I feel like the current model is more appropriate, but the within model still has several potential problems. For example, in some within specifications that I did not use, holding the amount of older talent constant, having more young talent actually predicts less NCAA success. This certainly doesn’t make intuitive sense. If you have the same number of talented older players and add one talented young player, you shouldn’t be worse off. (You could always leave that player on the bench.) The problem is that coaches tend to obtain the largest volume of young talent when 1) the upperclassmen have underperformed, and 2) after mass exoduses to the NBA. Here the young talent proxies for years when the team is expected to win less. More generally, the talent level will depend on the expectation about the team, and the variation over time may not be random. In the future I might try a propensity score model or find some sort of creative IV to improve my estimates of the impact of talent.

Note on Time Periods
My recruiting data lasts from 1999-2007, but I can only evaluate the regular season performance after 2002 because I want to control for the talent level in each year. The players in the 1999 data are seniors in 2002. I believe that 5 years is enough to get a good sense of regular season performance, but given the small sample of tournament games, and the fact that one bad outcome can end a season, I expanded the tournament metric to include the last 10 years worth of tournament performances.
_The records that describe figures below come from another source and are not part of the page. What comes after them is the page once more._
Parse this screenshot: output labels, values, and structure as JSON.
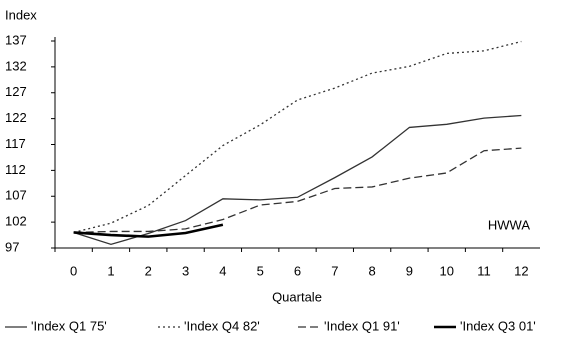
{
  "chart_data": {
    "type": "line",
    "y_label": "Index",
    "x_label": "Quartale",
    "annotation": "HWWA",
    "categories": [
      "0",
      "1",
      "2",
      "3",
      "4",
      "5",
      "6",
      "7",
      "8",
      "9",
      "10",
      "11",
      "12"
    ],
    "ylim": [
      97,
      137
    ],
    "yticks": [
      97,
      102,
      107,
      112,
      117,
      122,
      127,
      132,
      137
    ],
    "series": [
      {
        "name": "'Index Q1 75'",
        "color": "#333333",
        "dash": "solid",
        "width": 1.3,
        "values": [
          100,
          97.7,
          99.8,
          102.3,
          106.5,
          106.3,
          106.8,
          110.6,
          114.6,
          120.3,
          120.9,
          122.1,
          122.6
        ]
      },
      {
        "name": "'Index Q4 82'",
        "color": "#333333",
        "dash": "dotted",
        "width": 1.3,
        "values": [
          100,
          101.8,
          105.2,
          111,
          116.8,
          120.8,
          125.6,
          127.9,
          130.8,
          132.1,
          134.6,
          135.1,
          136.9
        ]
      },
      {
        "name": "'Index Q1 91'",
        "color": "#333333",
        "dash": "dashed",
        "width": 1.3,
        "values": [
          100,
          100.2,
          100.2,
          100.7,
          102.5,
          105.3,
          106,
          108.5,
          108.8,
          110.5,
          111.5,
          115.8,
          116.3
        ]
      },
      {
        "name": "'Index Q3 01'",
        "color": "#000000",
        "dash": "solid",
        "width": 2.6,
        "values": [
          100,
          99.5,
          99.2,
          99.9,
          101.5,
          null,
          null,
          null,
          null,
          null,
          null,
          null,
          null
        ]
      }
    ]
  }
}
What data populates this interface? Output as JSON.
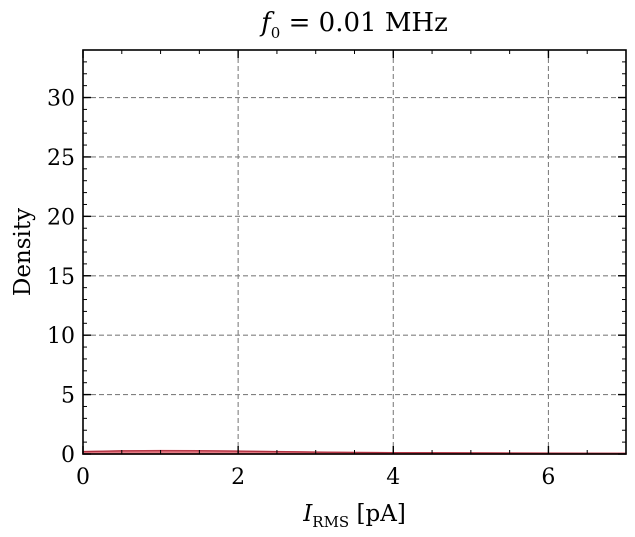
{
  "chart_data": {
    "type": "area",
    "title": {
      "italic": "f",
      "subscript": "0",
      "rest": " = 0.01 MHz"
    },
    "xlabel": {
      "italic": "I",
      "subscript": "RMS",
      "rest": " [pA]"
    },
    "ylabel": "Density",
    "xlim": [
      0,
      7
    ],
    "ylim": [
      0,
      34
    ],
    "xticks": [
      0,
      2,
      4,
      6
    ],
    "yticks": [
      0,
      5,
      10,
      15,
      20,
      25,
      30
    ],
    "grid": true,
    "series": [
      {
        "color": "#e06470",
        "x": [
          0,
          0.5,
          1.0,
          1.5,
          2.0,
          2.5,
          3.0,
          3.5,
          4.0,
          4.5,
          5.0,
          5.5,
          6.0,
          6.5,
          7.0
        ],
        "y": [
          0.2,
          0.26,
          0.28,
          0.27,
          0.24,
          0.2,
          0.16,
          0.13,
          0.11,
          0.1,
          0.09,
          0.08,
          0.07,
          0.06,
          0.05
        ]
      }
    ]
  }
}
The combined rating measures the annual expectation of wins plus appearances, but since each component is measured using a different time period, it shouldn’t necessarily add up to actual wins plus appearances over any particular time period. For a coach like Coach K, who was at a school for 10 years, and was in the tournament every year, the numbers should be close. Coach K had 10 appearances and 28 wins over the decade or 3.8 wins plus appearances per year and his rating is 3.89.

The rating of 3.89 may also be high because Duke has been hurt by unexpected early entry. For coaches that change jobs, the rating will also vary because it will depend on inherited talent. Finally, since tournament performance is averaged over actual appearances, if a coach misses the tournament frequently, this number should not be considered relevant in every year. Nonetheless, the rating can be considered a long-term expectation of wins plus appearances for coaches that make the tournament just about every year. If this all sounds too convoluted, you can always defer to actual tournament wins in the last 10 years.